Indianapolis police announced Monday the phased rollout of body cameras for 1,100 officers on its force, beginning with the department’s busiest East District.
The move comes after years of pilot studies and officer-involved shootings. In 2020 alone, Indianapolis Metropolitan Police Department officers have fatally shot three people. Also this year IMPD officer Breann Leath was fatally shot while responding to a domestic violence call.
“Every community in our city deserves to feel that they are being served and listened to as much as any other citizen,” Mayor Joe Hogsett said Monday. “Simultaneously, I want our IMPD officers to feel that they are supported in what is often a very dangerous job.”
When will the IMPD body camera program be fully adopted?
IMPD anticipates all 1,100 officers to be fully equipped with body cameras by October or early November at the latest. Officers will be initially trained on the use of the cameras as they are equipped with them.
When is the police body camera recording?
Officers must have their cameras on for every citizen interaction except when citizens in specific situations request cameras off for their privacy, Chief Randal Taylor said.
If an officer fails to activate the camera or the technology does not work, the officer must notify a supervisor.
The cameras begin recording automatically after certain triggers, including when an officer draws a gun from its holster, begins to run, lies flat for 10 seconds, activates lights or sirens in the squad car or begins violently shaking.
Officers also can begin recording through a bluetooth band attached to their wrist or gun belt.
Who has access to body cam footage?
Releasable videos can be obtained through a public records request on indy.gov.
But state law allows for police to withhold body camera recordings for certain reasons, including if the release could cause substantial harm to a person or could interfere with the ability of a person to receive a fair trial.
Police also may withhold footage if it can affect an ongoing investigation or if the footage does not serve the public’s interest, according to state law.
Videos of critical incidents, such as officer-involved shootings, may be released at the chief’s discretion, Taylor said.

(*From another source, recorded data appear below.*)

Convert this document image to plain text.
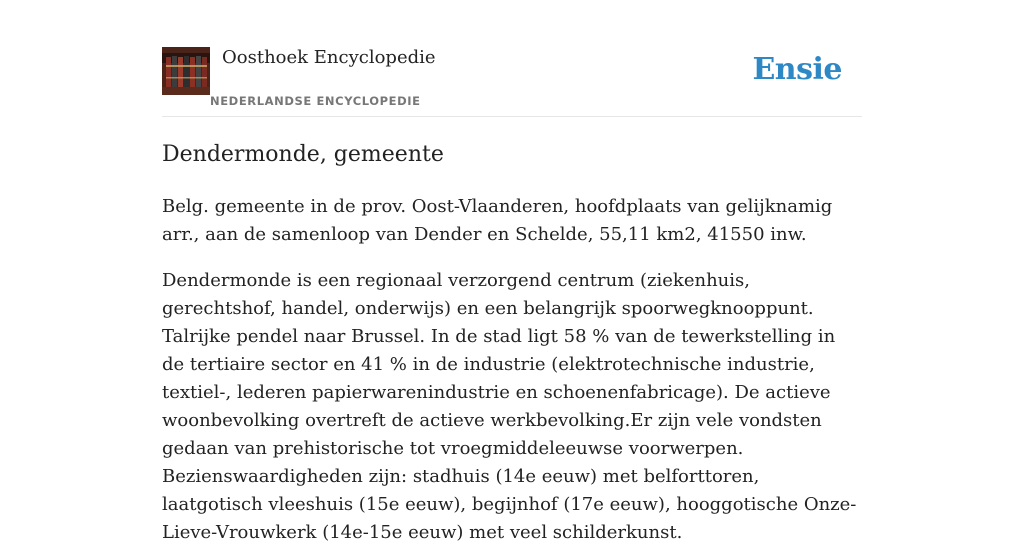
Oosthoek Encyclopedie
NEDERLANDSE ENCYCLOPEDIE
Ensie
Dendermonde, gemeente

Belg. gemeente in de prov. Oost-Vlaanderen, hoofdplaats van gelijknamig arr., aan de samenloop van Dender en Schelde, 55,11 km2, 41550 inw.

Dendermonde is een regionaal verzorgend centrum (ziekenhuis, gerechtshof, handel, onderwijs) en een belangrijk spoorwegknooppunt. Talrijke pendel naar Brussel. In de stad ligt 58 % van de tewerkstelling in de tertiaire sector en 41 % in de industrie (elektrotechnische industrie, textiel-, lederen papierwarenindustrie en schoenenfabricage). De actieve woonbevolking overtreft de actieve werkbevolking.Er zijn vele vondsten gedaan van prehistorische tot vroegmiddeleeuwse voorwerpen. Bezienswaardigheden zijn: stadhuis (14e eeuw) met belforttoren, laatgotisch vleeshuis (15e eeuw), begijnhof (17e eeuw), hooggotische Onze-Lieve-Vrouwkerk (14e-15e eeuw) met veel schilderkunst.
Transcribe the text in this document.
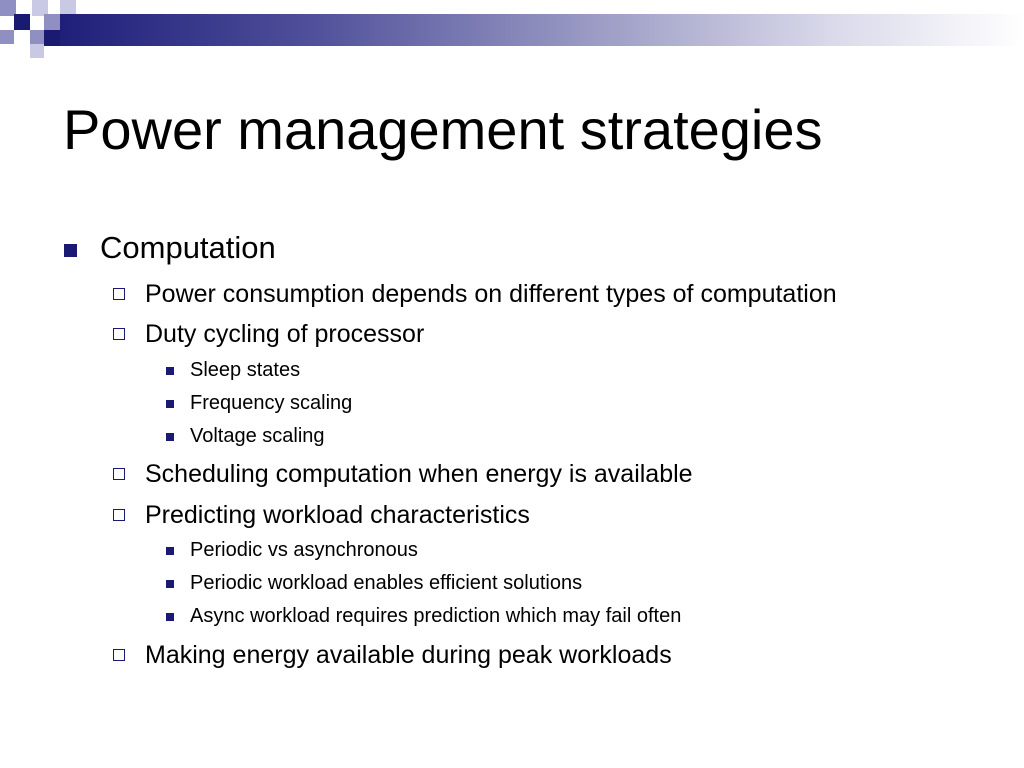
Power management strategies
Computation
Power consumption depends on different types of computation
Duty cycling of processor
Sleep states
Frequency scaling
Voltage scaling
Scheduling computation when energy is available
Predicting workload characteristics
Periodic vs asynchronous
Periodic workload enables efficient solutions
Async workload requires prediction which may fail often
Making energy available during peak workloads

“Our intention is to get that information out as quickly as possible,” Taylor said. “Even if we can’t do that … to the general public, then the goal is indeed to bring family members in and other stakeholders within the city to be able to view that video as soon as possible.”
State law requires police to retain footage for at least 190 days.
How long did it take Indianapolis to adopt police body cameras?
The $9.2 million contract with Utility Inc. follows more than a decade of discussion.
The city previously conducted two pilot studies, but Indianapolis remained the largest U.S. city without such cameras, an IndyStar analysis found.
Following a national movement over racial equality and protests over the death of Black residents by police, IMPD has announced a number of reforms.
“While the start of this program is long overdue, we are nonetheless hopeful,” Taylor said. “Because this milestone is but one part of our larger steps towards progress.”
City officials have previously cited limited financial resources as a reason for the delay.
“Thanks to improvements in technology over the years, costs — though still significant — have decreased,” Hogsett said.